Brasília – O Plano Nacional de Logística (PNL) 2050 entrou em vigor nesta quarta-feira (12), durante cerimônia em Brasília, com o objetivo de orientar o planejamento da infraestrutura de transportes no país até 2050. O documento, elaborado no Planejamento Integrado de Transportes (PIT), define diretrizes de investimentos em rodovias, ferrovias, hidrovias, portos e aeroportos, estimando cerca de R$ 1,225 trilhão, sendo R$ 734,4 bilhões da iniciativa privada e R$ 490,5 bilhões do setor público.
O PNL estabelece 112 objetivos prioritários para enfrentar gargalos atuais, atender demandas futuras e fomentar o desenvolvimento regional, organizados em 31 eixos de transporte: 12 rodoviários, 8 ferroviários, 4 aquaviários e 7 intermodais.
Os recursos previstos deverão direcionar a manutenção de corredores estratégicos, ampliar a capacidade de estruturas existentes e viabilizar novos empreendimentos.
Entre as ações previstas estão a expansão de corredores ferroviários e rodoviários, a consolidação de hidrovias e a ampliação da infraestrutura portuária.
Durante o lançamento, o ministro dos Transportes, George Santoro, afirmou que o PNL vai estruturar o futuro do Brasil e da América Latina e que se trata, principalmente, de uma mudança cultural, que exigirá tempo para se consolidar. “Não basta escolher obras e depois justificar. Primeiro definimos qual país queremos construir; depois discutimos quais investimentos fazem sentido”, disse o ministro.

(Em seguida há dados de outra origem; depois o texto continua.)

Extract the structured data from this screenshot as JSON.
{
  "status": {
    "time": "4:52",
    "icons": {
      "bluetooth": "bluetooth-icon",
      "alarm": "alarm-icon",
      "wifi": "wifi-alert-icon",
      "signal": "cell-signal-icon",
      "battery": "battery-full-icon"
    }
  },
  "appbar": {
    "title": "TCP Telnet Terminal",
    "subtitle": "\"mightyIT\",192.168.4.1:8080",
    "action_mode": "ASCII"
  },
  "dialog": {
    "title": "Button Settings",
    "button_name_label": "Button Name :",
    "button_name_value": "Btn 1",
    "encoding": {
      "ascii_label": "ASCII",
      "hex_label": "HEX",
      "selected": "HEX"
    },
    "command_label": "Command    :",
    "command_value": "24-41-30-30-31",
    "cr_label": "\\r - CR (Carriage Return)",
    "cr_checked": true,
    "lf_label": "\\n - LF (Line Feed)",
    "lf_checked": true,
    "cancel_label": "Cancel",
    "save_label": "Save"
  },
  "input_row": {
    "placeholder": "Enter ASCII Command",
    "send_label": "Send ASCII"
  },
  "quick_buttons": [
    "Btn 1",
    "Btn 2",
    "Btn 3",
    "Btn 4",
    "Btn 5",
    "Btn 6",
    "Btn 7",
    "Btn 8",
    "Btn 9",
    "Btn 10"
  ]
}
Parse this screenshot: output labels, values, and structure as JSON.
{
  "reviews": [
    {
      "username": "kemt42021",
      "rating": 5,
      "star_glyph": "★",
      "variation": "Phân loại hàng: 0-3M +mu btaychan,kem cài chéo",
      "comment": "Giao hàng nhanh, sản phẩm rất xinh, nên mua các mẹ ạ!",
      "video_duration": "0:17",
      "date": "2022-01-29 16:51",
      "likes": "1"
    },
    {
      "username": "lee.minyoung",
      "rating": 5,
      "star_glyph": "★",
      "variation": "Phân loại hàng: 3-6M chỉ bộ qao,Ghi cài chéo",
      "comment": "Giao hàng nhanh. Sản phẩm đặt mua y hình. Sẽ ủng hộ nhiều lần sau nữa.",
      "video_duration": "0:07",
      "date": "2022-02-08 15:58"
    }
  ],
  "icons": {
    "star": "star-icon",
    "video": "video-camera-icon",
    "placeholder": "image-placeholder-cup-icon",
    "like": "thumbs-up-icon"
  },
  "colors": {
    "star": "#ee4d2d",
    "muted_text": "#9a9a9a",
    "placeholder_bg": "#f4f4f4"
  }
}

Entre as novidades, o ministro destacou a inclusão da cabotagem, a navegação entre portos, como parte da estratégia de intermodalidade integrada aos demais modais.
Segundo informações divulgadas pela Agência Brasil, parceira do PrimeiroJornal, o governo pretende manter o impulso de investimentos, com monitoramento dos gargalos regionais para assegurar que as metas de 2050 sejam compatíveis com o desenvolvimento nacional.
Resumo rápido:
- Lançamento do Plano Nacional de Logística (PNL 2050) no Brasil, com foco em intermodalidade e redução de custos.
- A cerimônia contou com autoridades públicas, incluindo o ministro Tomé Franca e o presidente da Infra, Jorge Bastos, além de representantes do setor privado.
- Prioridade para reduzir desigualdades regionais, com ênfase em Norte e Nordeste, e metas de sustentabilidade.
- Plano destaca a integração entre portos, ferrovias, hidrovias, rodovias e aeroportos como eixo do crescimento logístico.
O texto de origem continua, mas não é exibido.